À la Française de Mécanique, les maladies professionnelles sont toujours en hausse, 16% dʼaugmentation en 2006 avec 25 nouveaux cas déclarés dʼaffection péri-articulaire. 71 cas, en trois ans, ce qui nous donne une idée des dégâts consécutifs à lʼintensification du travail à la chaîne. La mise en place de mesures ergonomiques est utilisée comme un ajustement à lʼaugmentation des cadences. Les salariés paient un lourd tribu à lʼexposition à lʼamiante et à la silice, matériaux utilisés pendant plus de 25 ans dans les différents ateliers. En trois ans, on a recensé 56 maladies déclarées dont 7 cancers broncho-pulmonaires. En 2006, quatorze salariés de la FM ont déclaré une maladie professionnelle liée à lʼamiante ; ils sʼajoutent aux douze “cas” de 2005 et aux onze de 2003 ; en 2004, le nombre sʼélevait à sept.

Mais Il y a eu une stratégie délibérée des industriels pour "retarder le plus longtemps possible l'interdiction" de l'amiante en France, affirment les sénateurs communistes membres de la mission d'information du Sénat sur ce produit. Cʼest tout le débat de fond qui oppose le monde du travail au patronat. Dans notre pays, cʼest la prise en compte politique d'un drame humain à l'origine de 3.000 décès par an et 100.000 morts annoncés qui prévaut au lieu et place de toute autre considération.

Les fibres d'amiante lorsqu'elles ont été inhalées sont, de par leur dimension, leur forme et leur persistance, très difficiles à éliminer. Elles entraînent l'apparition de pathologies graves et affectent la région pulmonaire. Cette observation fut à maintes fois réitérée, lors dʼune récente initiative organisée à Douvrin, avec sensibilité, par les anciens fondeurs de la FM et les salariés actuels.

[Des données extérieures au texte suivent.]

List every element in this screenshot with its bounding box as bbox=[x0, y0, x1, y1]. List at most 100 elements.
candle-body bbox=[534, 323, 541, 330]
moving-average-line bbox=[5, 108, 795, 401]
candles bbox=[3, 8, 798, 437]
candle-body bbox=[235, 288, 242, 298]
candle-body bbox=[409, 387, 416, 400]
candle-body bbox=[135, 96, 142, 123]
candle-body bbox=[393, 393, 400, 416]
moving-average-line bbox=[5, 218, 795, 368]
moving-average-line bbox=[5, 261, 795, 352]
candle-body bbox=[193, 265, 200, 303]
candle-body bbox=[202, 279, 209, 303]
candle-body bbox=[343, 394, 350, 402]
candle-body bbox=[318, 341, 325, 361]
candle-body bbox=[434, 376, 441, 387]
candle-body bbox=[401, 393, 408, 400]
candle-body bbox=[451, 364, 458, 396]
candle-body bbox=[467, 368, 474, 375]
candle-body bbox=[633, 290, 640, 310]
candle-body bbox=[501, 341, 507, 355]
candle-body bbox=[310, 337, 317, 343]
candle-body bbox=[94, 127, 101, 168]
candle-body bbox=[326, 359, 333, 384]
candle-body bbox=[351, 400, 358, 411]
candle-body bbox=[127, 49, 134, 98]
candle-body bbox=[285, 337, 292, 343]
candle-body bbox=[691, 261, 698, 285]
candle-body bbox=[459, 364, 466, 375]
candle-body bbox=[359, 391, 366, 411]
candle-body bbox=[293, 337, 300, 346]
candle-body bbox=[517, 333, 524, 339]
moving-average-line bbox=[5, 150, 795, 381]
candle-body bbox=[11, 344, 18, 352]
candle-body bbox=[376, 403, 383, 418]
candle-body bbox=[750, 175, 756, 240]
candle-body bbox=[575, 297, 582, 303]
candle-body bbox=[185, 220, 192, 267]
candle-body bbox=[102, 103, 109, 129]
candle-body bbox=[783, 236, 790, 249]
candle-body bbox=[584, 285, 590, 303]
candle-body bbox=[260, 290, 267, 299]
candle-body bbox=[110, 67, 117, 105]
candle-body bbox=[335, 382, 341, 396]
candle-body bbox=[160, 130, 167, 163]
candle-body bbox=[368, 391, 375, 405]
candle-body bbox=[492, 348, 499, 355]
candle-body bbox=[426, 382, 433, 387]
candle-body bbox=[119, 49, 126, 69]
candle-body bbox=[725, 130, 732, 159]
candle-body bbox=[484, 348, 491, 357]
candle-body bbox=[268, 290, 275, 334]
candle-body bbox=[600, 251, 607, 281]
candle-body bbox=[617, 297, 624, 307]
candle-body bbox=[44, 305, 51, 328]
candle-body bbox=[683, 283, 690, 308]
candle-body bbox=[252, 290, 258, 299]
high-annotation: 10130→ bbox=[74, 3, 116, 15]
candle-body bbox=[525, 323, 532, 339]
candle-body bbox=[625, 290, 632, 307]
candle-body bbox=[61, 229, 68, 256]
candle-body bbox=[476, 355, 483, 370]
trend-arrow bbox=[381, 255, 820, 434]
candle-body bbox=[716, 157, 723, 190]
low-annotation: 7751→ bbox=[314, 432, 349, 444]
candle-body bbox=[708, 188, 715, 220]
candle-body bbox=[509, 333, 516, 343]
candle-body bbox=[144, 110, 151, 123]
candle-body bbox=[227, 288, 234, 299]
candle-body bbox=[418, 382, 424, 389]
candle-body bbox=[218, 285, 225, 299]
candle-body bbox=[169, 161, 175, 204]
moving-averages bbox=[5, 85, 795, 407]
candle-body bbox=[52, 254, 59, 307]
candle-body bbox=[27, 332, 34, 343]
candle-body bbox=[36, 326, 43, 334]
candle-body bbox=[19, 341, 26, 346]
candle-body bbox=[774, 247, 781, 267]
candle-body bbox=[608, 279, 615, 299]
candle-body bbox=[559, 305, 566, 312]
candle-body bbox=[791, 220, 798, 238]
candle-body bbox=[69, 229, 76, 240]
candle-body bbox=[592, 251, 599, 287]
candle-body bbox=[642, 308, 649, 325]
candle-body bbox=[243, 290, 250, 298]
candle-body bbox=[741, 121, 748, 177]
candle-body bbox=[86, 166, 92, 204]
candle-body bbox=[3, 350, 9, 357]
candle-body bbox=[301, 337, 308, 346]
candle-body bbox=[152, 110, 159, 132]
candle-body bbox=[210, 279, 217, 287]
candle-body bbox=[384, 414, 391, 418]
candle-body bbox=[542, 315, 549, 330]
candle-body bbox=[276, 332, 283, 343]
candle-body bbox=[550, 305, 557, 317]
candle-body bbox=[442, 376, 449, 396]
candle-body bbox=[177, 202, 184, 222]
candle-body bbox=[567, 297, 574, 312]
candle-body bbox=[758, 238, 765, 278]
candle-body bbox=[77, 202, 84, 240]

Éliminer, prévenir et réparer”, la CGT demande que les personnes ayant été exposées soient recensées et bénéficient dʼun suivi médical. Lʼexemple de lʼamiante montre quʼune mauvaise gestion du risque est coûteuse humainement et financièrement à la collectivité nationale, du fait notamment de la dilution ou de la mutualisation des responsabilités dans le temps. La prévention, cʼest un des premiers clignotants de la chaîne de veille sanitaire. La complicité des employeurs, lʼinaction de lʼÉtat et le silence de certains médecins du travail font que la chaîne de veille sanitaire a failli à sa mission et nʼa pas accompli sa tâche. S'agissant d'un problème de santé, il est nécessaire de se doter d'importants moyens tant matériels que financiers.